There is a biography of him: Gerhard Taschner – das vergessene Genie. Eine Biographie, by Klaus Weiler.

==Recordings==
Gerhard Taschner's recordings include:

- J.S. Bach: Chaconne from Partita No. 2, BWV 1004
- Beethoven: Violin Concerto in D major, Op. 61 (with the Berlin Philharmonic under Georg Solti)
  - Berlin Radio Symphony Orchestra under Paul Rother
- Beethoven: Kreutzer Sonata (with Walter Gieseking)
- Beethoven: Spring Sonata; Sonata No. 3 in E flat, Op. 12/3 (with Edith Fernadi)
- Brahms: Violin Sonata No. 1 in G major, Op. 78 (with Martin Krause)
- Brahms: Violin Sonata No. 3 in D minor, Op. 108 (with Gieseking)
- Bruch: Violin Concerto No. 1 in G minor, Op. 26:
  - under Hermann Abendroth
  - Stuttgart Radio Symphony Orchestra under Hans Müller-Kray
- Dvořák: Sonatina in G major, Op. 100, B. 183
- Blair Fairchild: Mosquitos
- Wolfgang Fortner: Violin Concerto (ded. Taschner)
  - Berlin Philharmonic under Wilhelm Furtwängler
  - Southwest German Radio Symphony Orchestra under Hans Rosbaud
- Franck: Violin Sonata in A major (with Gieseking)
- Franck: Violin Sonata in A major (with Cor de Groot, 1942)
- Gershwin: Short Story
- Grieg: C minor and G major sonatas
- Handel: Sonata Op. 1, No. 13 (with Cor de Groot)

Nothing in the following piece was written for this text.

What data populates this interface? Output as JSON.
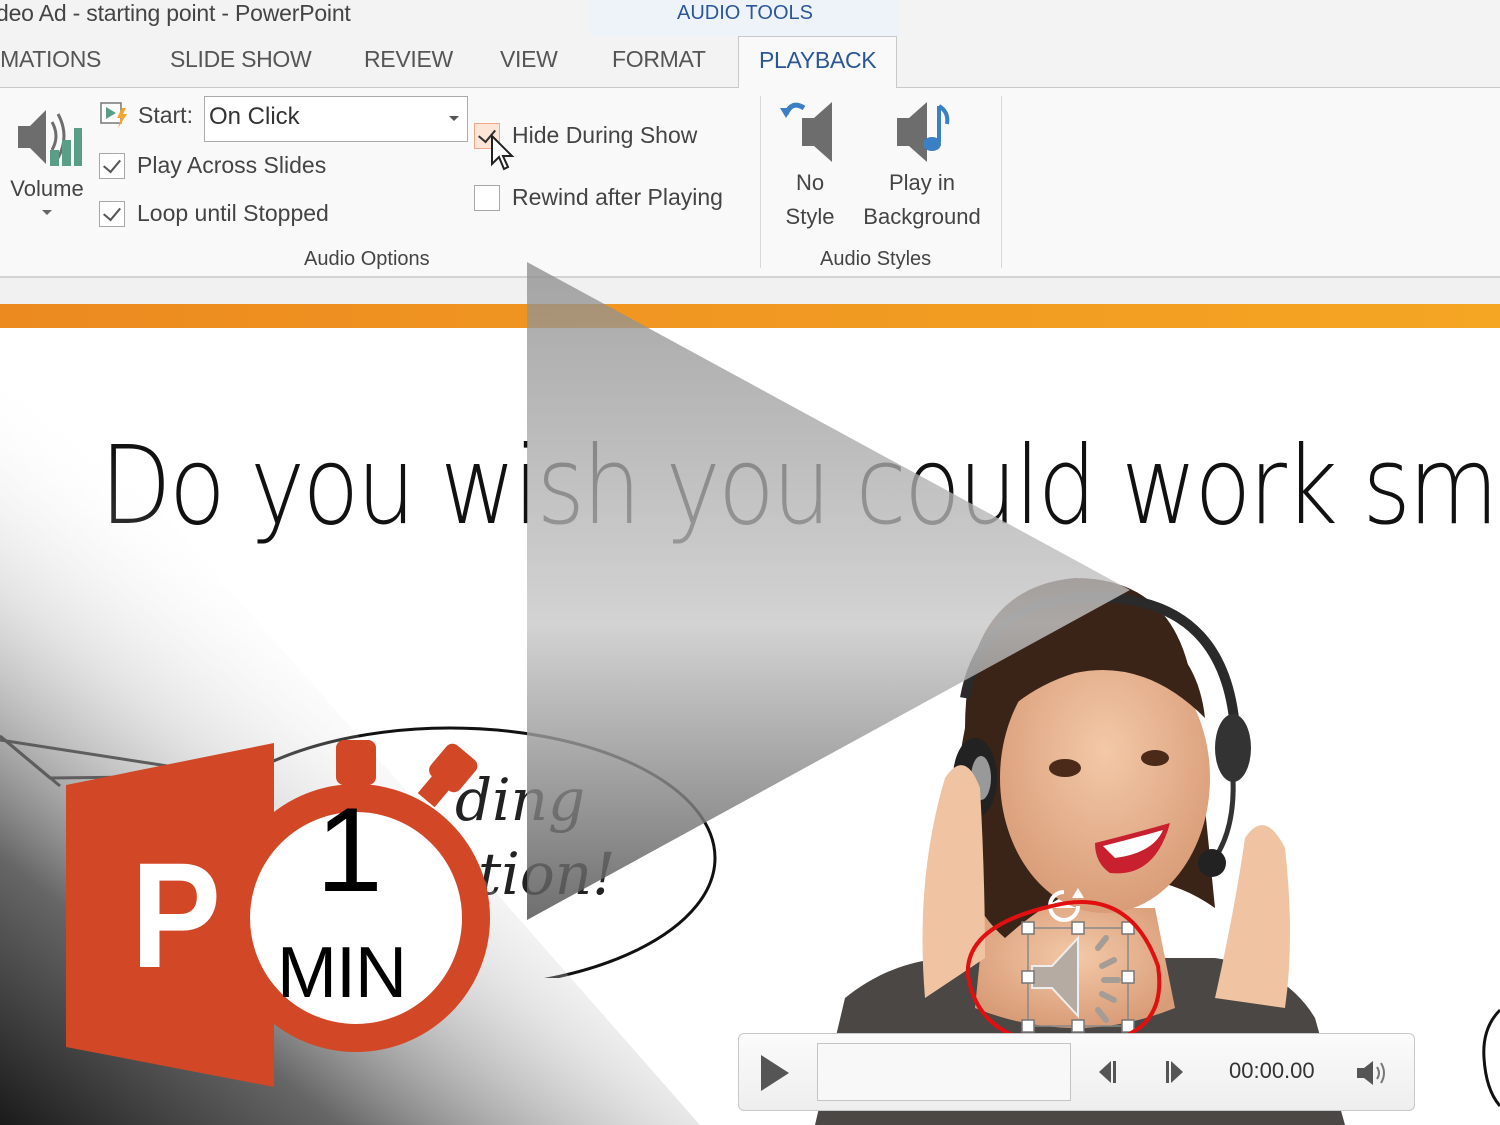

- Khachaturian: Violin Concerto in D minor
  - Berlin Radio Symphony Orchestra under Artur Rother
  - North German Radio Symphony Orchestra under Hans Schmidt-Isserstedt
- Kreisler: Praeludium and Allegro
- Paganini: Sonata No. 12 (with Gerda Nette-Taschner)
- Pfitzner: Violin Concerto in B minor, Op. 34 (Berlin Radio Symphony Orchestra under Rudolf Kempe)
- Ravel: Violin Sonata
- Sarasate: Zigeunerweisen (with Michael Raucheisen)
- Sarasate: Carmen Fantasy (Bamberg Symphony under Fritz Lehmann)
- Sarasate: Romanza Andaluza, Op. 22/1 (with Gerda Nette-Taschner)
- Schoeck: Violin Sonata in D major, Op. 16
- Sibelius: Violin Concerto (Cologne Radio Symphony Orchestra)
- Tartini: Devil's Trill Sonata (with Hubert Giesen)
- On a recording of the Tchaikovsky Violin Concerto in D major with the Berlin Symphony Orchestra under Joseph Balzer, the soloist was identified as "Fritz Malachowsky", but this is believed to in fact be Gerhard Taschner.